If you can hide it somewhere and have the mechanical skills to plumb it in, a line lock in the brake pipes will lock up all four wheels and the car wont move until its released....makes driving off impossible and also makes dragging it onto a flatbed a lot harder too.

 

Electrically, removing a fuel pump relay is a good idea, however keep on top of it....constant removal will slacken the pins in the mounting base and one day it will fail to make contact - usually in the middle lane of the M6.

Hidden switches are good too, but thieves are wise to the broken feed to the coil. Get inventive.

If you have an older car, you have more problems - a mechanical fuel pump and points ignition is the worst, and anyone who knows a little bit can have it started and running within seconds using 18 inches of wire. IMO if you have a car like that, then a shut-off valve in the fuel line might be a good idea. It will start and run, but cut out after a minute or so.

 

Alarms - meh. Granted it will alert you if it sounds outside your house, but if the car is parked in town, nobody will bat an eyelid. immobilisers are nice. Best to get one with a pickup coil around the ignition barrell and a passive chip in your keyring - this saves fumbling about touching contact pads in the dark and is less prone to failure. Most decent ones will cut two circuits - go for something ignition related and something fuel pump related. They are only as good as their installation though. The Thatcham approved ones should have all black wiring and you need it installed by an approved dealer to get the certificate. If you do it yourself, make the joins as hard to get at as possible, feed the wires into the existing loom tape and make it all appear factory - a birds nest of wires stuff up behind the glovebox may look intimidating to the layman but anyone with half a brain for this sort of thing will have the wires traced and spliced within a minute or two.

 

Trackers - my only experience of these was a friend a number of years back who paid out a huge amount to have one fitted to his evo III. I found the box within about 30 seconds, and it would have been a piece of piss to yank it out and stomp on it.

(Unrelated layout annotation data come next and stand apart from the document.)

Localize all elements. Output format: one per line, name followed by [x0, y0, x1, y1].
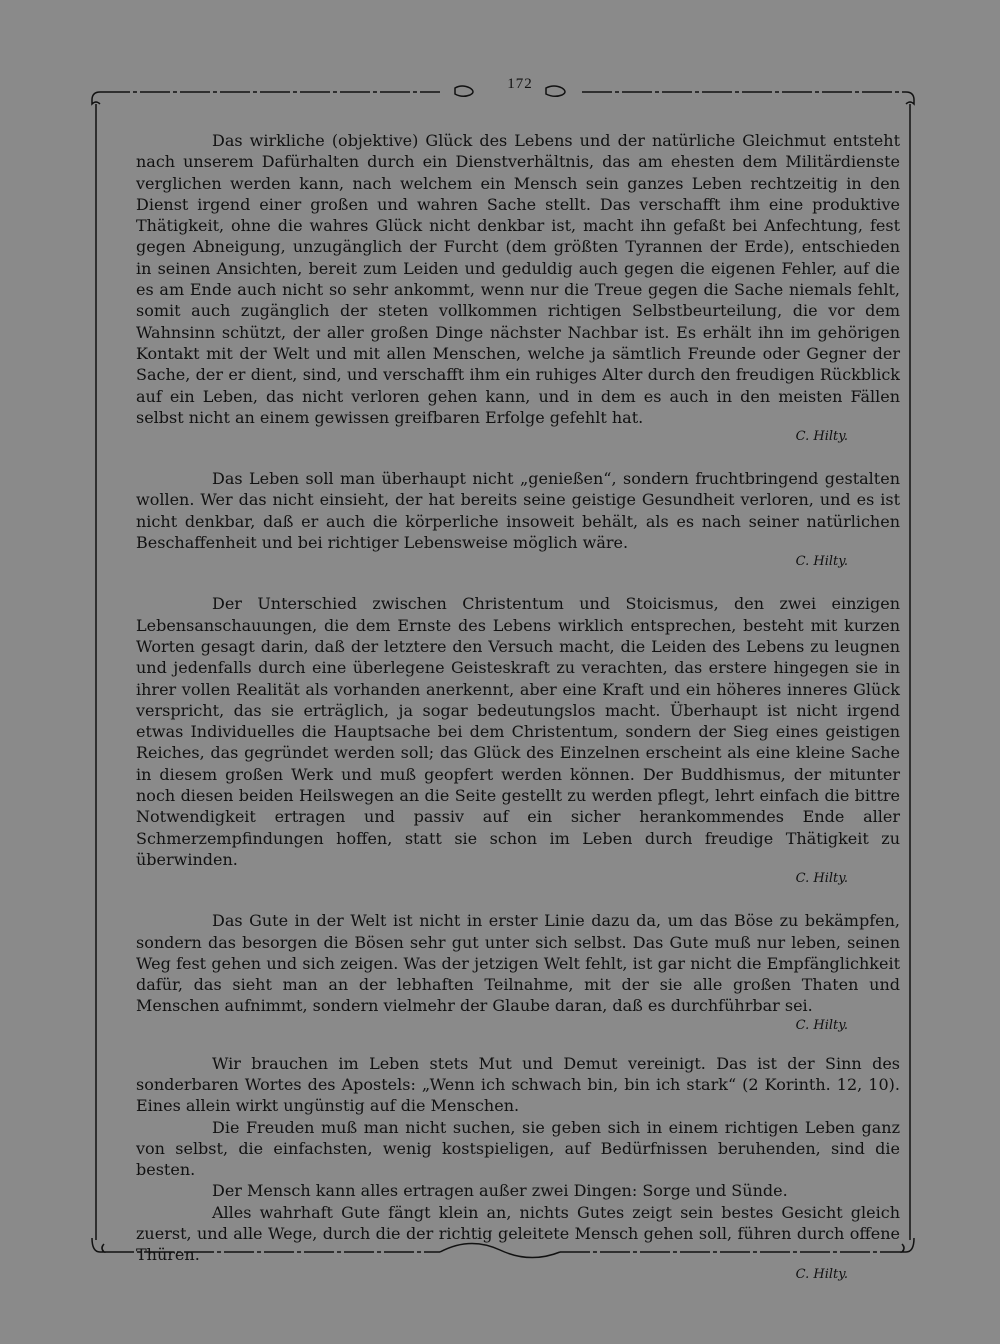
paragraph-the-good: Das Gute in der Welt ist nicht in erster Linie dazu da, um das Böse zu bekämpfen, sondern das besorgen die Bösen sehr gut unter sich selbst. Das Gute muß nur leben, seinen Weg fest gehen und sich zeigen. Was der jetzigen Welt fehlt, ist gar nicht die Empfänglichkeit dafür, das sieht man an der lebhaften Teilnahme, mit der sie alle großen Thaten und Menschen aufnimmt, sondern vielmehr der Glaube daran, daß es durchführbar sei. [136, 911, 900, 1016]
author-signature: C. Hilty. [795, 871, 848, 887]
paragraph-christianity-stoicism: Der Unterschied zwischen Christentum und Stoicismus, den zwei einzigen Lebensanschauungen, die dem Ernste des Lebens wirklich entsprechen, besteht mit kurzen Worten gesagt darin, daß der letztere den Versuch macht, die Leiden des Lebens zu leugnen und jedenfalls durch eine überlegene Geisteskraft zu verachten, das erstere hingegen sie in ihrer vollen Realität als vorhanden anerkennt, aber eine Kraft und ein höheres inneres Glück verspricht, das sie erträglich, ja sogar bedeutungslos macht. Überhaupt ist nicht irgend etwas Individuelles die Hauptsache bei dem Christentum, sondern der Sieg eines geistigen Reiches, das gegründet werden soll; das Glück des Einzelnen erscheint als eine kleine Sache in diesem großen Werk und muß geopfert werden können. Der Buddhismus, der mitunter noch diesen beiden Heilswegen an die Seite gestellt zu werden pflegt, lehrt einfach die bittre Notwendigkeit ertragen und passiv auf ein sicher herankommendes Ende aller Schmerzempfindungen hoffen, statt sie schon im Leben durch freudige Thätigkeit zu überwinden. [136, 594, 900, 869]
paragraph-courage-humility: Wir brauchen im Leben stets Mut und Demut vereinigt. Das ist der Sinn des sonderbaren Wortes des Apostels: „Wenn ich schwach bin, bin ich stark“ (2 Korinth. 12, 10). Eines allein wirkt ungünstig auf die Menschen. [136, 1053, 900, 1116]
author-signature: C. Hilty. [795, 429, 848, 445]
paragraph-life-fruitful: Das Leben soll man überhaupt nicht „genießen“, sondern fruchtbringend gestalten wollen. Wer das nicht einsieht, der hat bereits seine geistige Gesundheit verloren, und es ist nicht denkbar, daß er auch die körperliche insoweit behält, als es nach seiner natürlichen Beschaffenheit und bei richtiger Lebensweise möglich wäre. [136, 469, 900, 553]
page-number: 172 [507, 76, 533, 92]
section-spacer [136, 1035, 900, 1053]
author-signature: C. Hilty. [795, 554, 848, 570]
author-signature: C. Hilty. [795, 1017, 848, 1033]
paragraph-care-and-sin: Der Mensch kann alles ertragen außer zwei Dingen: Sorge und Sünde. [212, 1181, 788, 1201]
paragraph-joys: Die Freuden muß man nicht suchen, sie geben sich in einem richtigen Leben ganz von selbst, die einfachsten, wenig kostspieligen, auf Bedürfnissen beruhenden, sind die besten. [136, 1117, 900, 1180]
author-signature: C. Hilty. [795, 1266, 848, 1282]
section-spacer [136, 888, 900, 910]
section-spacer [136, 446, 900, 468]
page-body [136, 130, 900, 1284]
section-spacer [136, 571, 900, 593]
paragraph-good-starts-small: Alles wahrhaft Gute fängt klein an, nichts Gutes zeigt sein bestes Gesicht gleich zuerst, und alle Wege, durch die der richtig geleitete Mensch gehen soll, führen durch offene Thüren. [136, 1202, 900, 1265]
paragraph-objective-happiness: Das wirkliche (objektive) Glück des Lebens und der natürliche Gleichmut entsteht nach unserem Dafürhalten durch ein Dienstverhältnis, das am ehesten dem Militärdienste verglichen werden kann, nach welchem ein Mensch sein ganzes Leben rechtzeitig in den Dienst irgend einer großen und wahren Sache stellt. Das verschafft ihm eine produktive Thätigkeit, ohne die wahres Glück nicht denkbar ist, macht ihn gefaßt bei Anfechtung, fest gegen Abneigung, unzugänglich der Furcht (dem größten Tyrannen der Erde), entschieden in seinen Ansichten, bereit zum Leiden und geduldig auch gegen die eigenen Fehler, auf die es am Ende auch nicht so sehr ankommt, wenn nur die Treue gegen die Sache niemals fehlt, somit auch zugänglich der steten vollkommen richtigen Selbstbeurteilung, die vor dem Wahnsinn schützt, der aller großen Dinge nächster Nachbar ist. Es erhält ihn im gehörigen Kontakt mit der Welt und mit allen Menschen, welche ja sämtlich Freunde oder Gegner der Sache, der er dient, sind, und verschafft ihm ein ruhiges Alter durch den freudigen Rückblick auf ein Leben, das nicht verloren gehen kann, und in dem es auch in den meisten Fällen selbst nicht an einem gewissen greifbaren Erfolge gefehlt hat. [136, 131, 900, 427]
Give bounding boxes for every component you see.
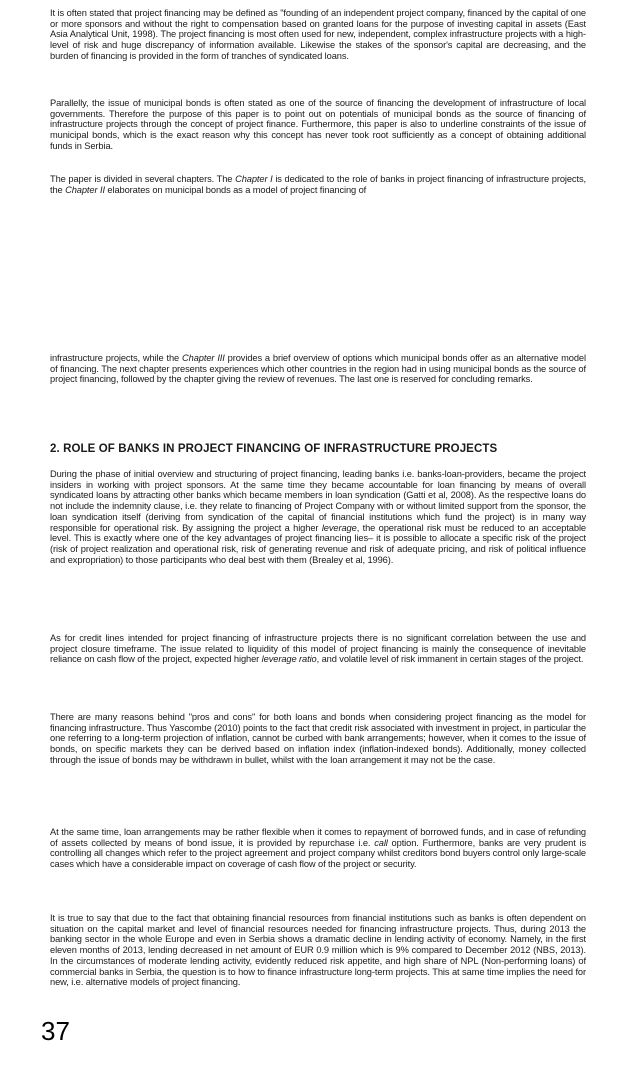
text-run: The paper is divided in several chapters. The xyxy=(50,174,236,184)
text-run: , the operational risk must be reduced to an acceptable level. This is exactly where one of the key advantages of project financing lies– it is possible to allocate a specific risk of the project (risk of project realization and operational risk, risk of generating revenue and risk of adequate pricing, and risk of political influence and expropriation) to those participants who deal best with them (Brealey et al, 1996). xyxy=(50,522,586,565)
paragraph-text: It is true to say that due to the fact that obtaining financial resources from financial institutions such as banks is often dependent on situation on the capital market and level of financial resources needed for financing infrastructure projects. Thus, during 2013 the banking sector in the whole Europe and even in Serbia shows a dramatic decline in lending activity of economy. Namely, in the first eleven months of 2013, lending decreased in net amount of EUR 0.9 million which is 9% compared to December 2012 (NBS, 2013). In the circumstances of moderate lending activity, evidently reduced risk appetite, and high share of NPL (Non-performing loans) of commercial banks in Serbia, the question is to how to finance infrastructure long-term projects. This at same time implies the need for new, i.e. alternative models of project financing. xyxy=(50,913,586,988)
text-run: As for credit lines intended for project financing of infrastructure projects there is no significant correlation between the use and project closure timeframe. The issue related to liquidity of this model of project financing is mainly the consequence of inevitable reliance on cash flow of the project, expected higher xyxy=(50,633,586,665)
chapter-reference: Chapter II xyxy=(65,184,105,195)
paragraph-banks-role xyxy=(50,469,586,565)
text-run: provides a brief overview of options which municipal bonds offer as an alternative model of financing. The next chapter presents experiences which other countries in the region had in using municipal bonds as the source of project financing, followed by the chapter giving the review of revenues. The last one is reserved for concluding remarks. xyxy=(50,353,586,385)
paragraph-paper-structure xyxy=(50,174,586,195)
paragraph-pros-and-cons xyxy=(50,712,586,766)
page-number: 37 xyxy=(41,1016,70,1046)
paragraph-project-financing-definition xyxy=(50,8,586,62)
paragraph-paper-structure-continued xyxy=(50,353,586,385)
text-run: infrastructure projects, while the xyxy=(50,353,183,363)
text-run: , and volatile level of risk immanent in certain stages of the project. xyxy=(316,654,584,665)
text-run: is dedicated to the role of banks in project financing of infrastructure projects, the xyxy=(50,174,586,195)
paragraph-municipal-bonds-purpose xyxy=(50,98,586,152)
paragraph-credit-lines xyxy=(50,633,586,665)
text-run: At the same time, loan arrangements may be rather flexible when it comes to repayment of borrowed funds, and in case of refunding of assets collected by means of bond issue, it is provided by repurchase i.e. xyxy=(50,827,586,848)
section-heading: 2. ROLE OF BANKS IN PROJECT FINANCING OF INFRASTRUCTURE PROJECTS xyxy=(50,443,498,455)
text-run: elaborates on municipal bonds as a model of project financing of xyxy=(104,184,367,195)
emphasis-term: leverage xyxy=(321,522,357,533)
chapter-reference: Chapter III xyxy=(182,353,225,363)
emphasis-term: leverage ratio xyxy=(261,654,317,665)
emphasis-term: call xyxy=(374,837,388,848)
paragraph-loan-flexibility xyxy=(50,827,586,870)
chapter-reference: Chapter I xyxy=(235,174,273,184)
text-run: During the phase of initial overview and structuring of project financing, leading banks i.e. banks-loan-providers, became the project insiders in working with project sponsors. At the same time they became accountable for loan financing by means of overall syndicated loans by attracting other banks which became members in loan syndication (Gatti et al, 2008). As the respective loans do not include the indemnity clause, i.e. they relate to financing of Project Company with or without limited support from the sponsor, the loan syndication itself (deriving from syndication of the capital of financial institutions which fund the project) is in many way responsible for operational risk. By assigning the project a higher xyxy=(50,469,586,533)
paragraph-lending-decline xyxy=(50,913,586,988)
text-run: option. Furthermore, banks are very prudent is controlling all changes which refer to the project agreement and project company whilst creditors bond buyers control only large-scale cases which have a considerable impact on coverage of cash flow of the project or security. xyxy=(50,837,586,870)
paragraph-text: There are many reasons behind "pros and cons" for both loans and bonds when considering project financing as the model for financing infrastructure. Thus Yascombe (2010) points to the fact that credit risk associated with investment in project, in particular the one referring to a long-term projection of inflation, cannot be curbed with bank arrangements; however, when it comes to the issue of bonds, on specific markets they can be derived based on inflation index (inflation-indexed bonds). Additionally, money collected through the issue of bonds may be withdrawn in bullet, whilst with the loan arrangement it may not be the case. xyxy=(50,712,586,765)
paragraph-text: Parallelly, the issue of municipal bonds is often stated as one of the source of financing the development of infrastructure of local governments. Therefore the purpose of this paper is to point out on potentials of municipal bonds as the source of financing of infrastructure projects through the concept of project finance. Furthermore, this paper is also to underline constraints of the issue of municipal bonds, which is the exact reason why this concept has never took root sufficiently as a concept of obtaining additional funds in Serbia. xyxy=(50,98,586,151)
paragraph-text: It is often stated that project financing may be defined as "founding of an independent project company, financed by the capital of one or more sponsors and without the right to compensation based on granted loans for the purpose of investing capital in assets (East Asia Analytical Unit, 1998). The project financing is most often used for new, independent, complex infrastructure projects with a high-level of risk and huge discrepancy of information available. Likewise the stakes of the sponsor's capital are decreasing, and the burden of financing is provided in the form of tranches of syndicated loans. xyxy=(50,8,586,61)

If you use one, it MUST be hard to get to...I dont mean behind the boot side panel, I mean inside a bit of chassis box section or somewhere similar that requires major dismantling and tools to get at.

Posted

 

I think, ultimately, for any security to actually work well, it has to be convenient. .......

 

 

Absolutely. This what i was saying as we all know what human nature is like - eventually you can't be bothered.

Posted

My view has always been that it is feasible to stop a chancer but if a pro wants your car, they'll get it.

 

If its an exotic like a Porsche or Ferrari, two men turn up in a low loader wearing Ferrari overalls and it looks like the dealer picking up a car for repair. No-one bats an eyelid. A guy I worked with lost his Porsche this way. While at work two guys in a low loader and Porsche overalls turned up at his house. His neighbour even spoke to the guys about what they were doing, all it took was one to say "we have had a spate of these lately, the fuel pumps keep failing because of a manufacturing defect". The Porsche was never seen again.